España es un
país paralizado y en expectativa de destino. Tres fuerzas independentistas catalanas,
que se parecen ideológicamente entre sí como la noche y el día y que ni siquiera representan a la mayoría de los catalanes, tienen rehén de
sus piruetas a todo un Gobierno y a todo un país. La última la hemos visto hoy
mismo: la decisión del presidente del Parlamento catalán de aplazar sine die el
pleno de investidura de Puigdemont es una nueva huida hacia adelante para
seguir generando tensión con el estado. Me es indiferente si forma parte de un
plan milimétricamente delineado u obedece simplemente
a un nuevo regateo a la legalidad. Lo cierto es que lo que ha hecho hoy Torrent
es demorar un poco más la salida a la crisis política catalana, en la que
quienes menos importan son los catalanes. Y no me cabe la más mínima duda de que lo ha hecho perfectamente consciente de ello porque es de la confrontación con
el Gobierno de lo que se alimenta el independentismo. Puigdemont tiene tantas
posibilidades de ser presidente de la Generalitat como yo de proclamarme campeón
olímpico de los cien metros lisos. Su situación judicial le inhabilita para
asumir esa responsabilidad. Eso lo saben perfectamente los independentistas
quienes, en lugar de proponer un candidato alternativo, insisten en el ex
presidente para forzar la maquinaria del Estado y poder presentarse ante la
opinión pública como víctimas de un Gobierno insensible y antidemocrático. No
hay más, por muchas vueltas que se le dé a este insufrible culebrón por
entregas. Y, a decir verdad, ganan la batalla estratégica frente a un Gobierno
que actúa de manera errática.
Aún estamos esperando a que Rajoy nos explique la
razón por la que el miércoles pasado no se iba a impugnar la candidatura de
Puigdemont y al día siguiente por la mañana la vicepresidenta Sáenz de
Santamaría anunciaba todo lo contrario. Menos mal que llegó el Constitucional y
salvó los muebles con una decisión que hay que coger con alfileres pero que
permitió una salida airosa a un Gobierno que solo unas horas antes había
recibido un sonoro bofetón del Consejo de Estado por proponer impugnar algo que
no se había producido. Y así todo, de manera que, en estos momentos, el Gobierno
solo piensa en Cataluña y en cómo responder a la próxima boutade de Puigdemont y los suyos.

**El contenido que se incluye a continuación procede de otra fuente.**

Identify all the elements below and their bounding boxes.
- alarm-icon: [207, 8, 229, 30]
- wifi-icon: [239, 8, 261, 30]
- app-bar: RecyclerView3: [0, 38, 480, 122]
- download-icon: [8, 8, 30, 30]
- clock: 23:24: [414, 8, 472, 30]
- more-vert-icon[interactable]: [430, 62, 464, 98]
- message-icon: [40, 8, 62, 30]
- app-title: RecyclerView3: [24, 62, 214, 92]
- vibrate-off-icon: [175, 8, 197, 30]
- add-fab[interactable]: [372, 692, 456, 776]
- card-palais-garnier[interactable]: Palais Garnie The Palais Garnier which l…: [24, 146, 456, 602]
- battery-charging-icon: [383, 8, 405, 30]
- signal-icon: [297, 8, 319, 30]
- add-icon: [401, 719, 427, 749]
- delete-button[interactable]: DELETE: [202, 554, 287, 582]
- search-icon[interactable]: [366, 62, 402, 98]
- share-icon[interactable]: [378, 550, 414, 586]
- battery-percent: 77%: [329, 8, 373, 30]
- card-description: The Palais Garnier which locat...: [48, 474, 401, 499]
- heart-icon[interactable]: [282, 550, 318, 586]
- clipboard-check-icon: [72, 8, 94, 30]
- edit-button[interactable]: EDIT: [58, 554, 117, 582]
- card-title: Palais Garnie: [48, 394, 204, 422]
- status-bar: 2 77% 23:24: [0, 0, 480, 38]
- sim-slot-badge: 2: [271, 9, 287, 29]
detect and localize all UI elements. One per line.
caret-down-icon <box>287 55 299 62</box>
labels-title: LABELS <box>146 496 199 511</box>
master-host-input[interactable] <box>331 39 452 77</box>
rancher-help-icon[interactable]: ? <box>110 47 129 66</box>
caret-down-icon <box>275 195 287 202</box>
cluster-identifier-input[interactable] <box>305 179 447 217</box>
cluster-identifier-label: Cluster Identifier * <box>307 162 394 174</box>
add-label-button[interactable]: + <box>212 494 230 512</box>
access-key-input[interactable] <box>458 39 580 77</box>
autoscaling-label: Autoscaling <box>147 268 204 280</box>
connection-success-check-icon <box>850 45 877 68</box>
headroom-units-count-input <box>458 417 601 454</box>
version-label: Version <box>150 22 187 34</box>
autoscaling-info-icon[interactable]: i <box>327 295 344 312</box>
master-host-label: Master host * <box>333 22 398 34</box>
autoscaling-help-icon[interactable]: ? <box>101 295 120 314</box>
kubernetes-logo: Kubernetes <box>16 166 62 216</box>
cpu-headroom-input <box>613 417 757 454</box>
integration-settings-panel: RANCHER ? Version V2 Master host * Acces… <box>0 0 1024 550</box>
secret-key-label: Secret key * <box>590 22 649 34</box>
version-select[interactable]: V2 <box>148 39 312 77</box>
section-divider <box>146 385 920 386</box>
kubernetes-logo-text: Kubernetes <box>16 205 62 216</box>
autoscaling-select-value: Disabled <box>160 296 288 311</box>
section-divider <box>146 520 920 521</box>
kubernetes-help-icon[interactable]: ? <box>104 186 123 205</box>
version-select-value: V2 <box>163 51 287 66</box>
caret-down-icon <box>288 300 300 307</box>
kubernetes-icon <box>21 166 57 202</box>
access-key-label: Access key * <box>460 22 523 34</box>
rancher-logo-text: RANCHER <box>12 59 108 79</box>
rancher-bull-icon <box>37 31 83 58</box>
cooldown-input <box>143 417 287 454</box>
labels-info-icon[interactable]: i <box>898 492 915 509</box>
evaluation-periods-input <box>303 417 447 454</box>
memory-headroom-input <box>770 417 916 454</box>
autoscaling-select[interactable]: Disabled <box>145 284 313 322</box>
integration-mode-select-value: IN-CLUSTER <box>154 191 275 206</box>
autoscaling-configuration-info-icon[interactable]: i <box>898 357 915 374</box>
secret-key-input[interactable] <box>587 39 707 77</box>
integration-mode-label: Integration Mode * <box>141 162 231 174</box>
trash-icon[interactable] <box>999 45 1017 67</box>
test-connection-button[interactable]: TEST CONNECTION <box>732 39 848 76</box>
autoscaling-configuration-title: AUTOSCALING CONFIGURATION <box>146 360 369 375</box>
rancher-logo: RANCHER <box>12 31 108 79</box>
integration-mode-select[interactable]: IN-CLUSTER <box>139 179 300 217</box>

Insistir en la legalidad y el orden constitucional es irrenunciable para el estado pero no basta para poner fin a este sainete político y jurídico. Falta
iniciativa política para romper la inercia actual y, sin violentar el orden
constitucional, buscar salidas pactadas. Lo que parece claro es que apelar
todos los días a los independentistas para que respeten la Constitución solo
conduce al hartazgo de los ciudadanos. Ya sabemos que Rajoy es un maestro del
inmovilismo y, en parte, la situación actual es deudora de esa forma de
entender la acción política. En todo caso, el Gobierno no puede seguir
escudándose en la crisis catalana para no cumplir con sus obligaciones
constitucionales. La primera y más perentoria, presentar un proyecto de
presupuestos para este año en vez de empezar a insinuar – como ha
hecho Montoro – que igual no hay más remedio que seguir todo el año con los de
2017. Su minoría parlamentaria no puede ser otra excusa para no hacer nada sino
un acicate para buscar los acuerdos necesarios que le permitan gobernar, tal y
como prometió en su investidura. Los españoles no se merecen un Gobierno que no
gobierna, sino que se limita a administrar su propia parálisis.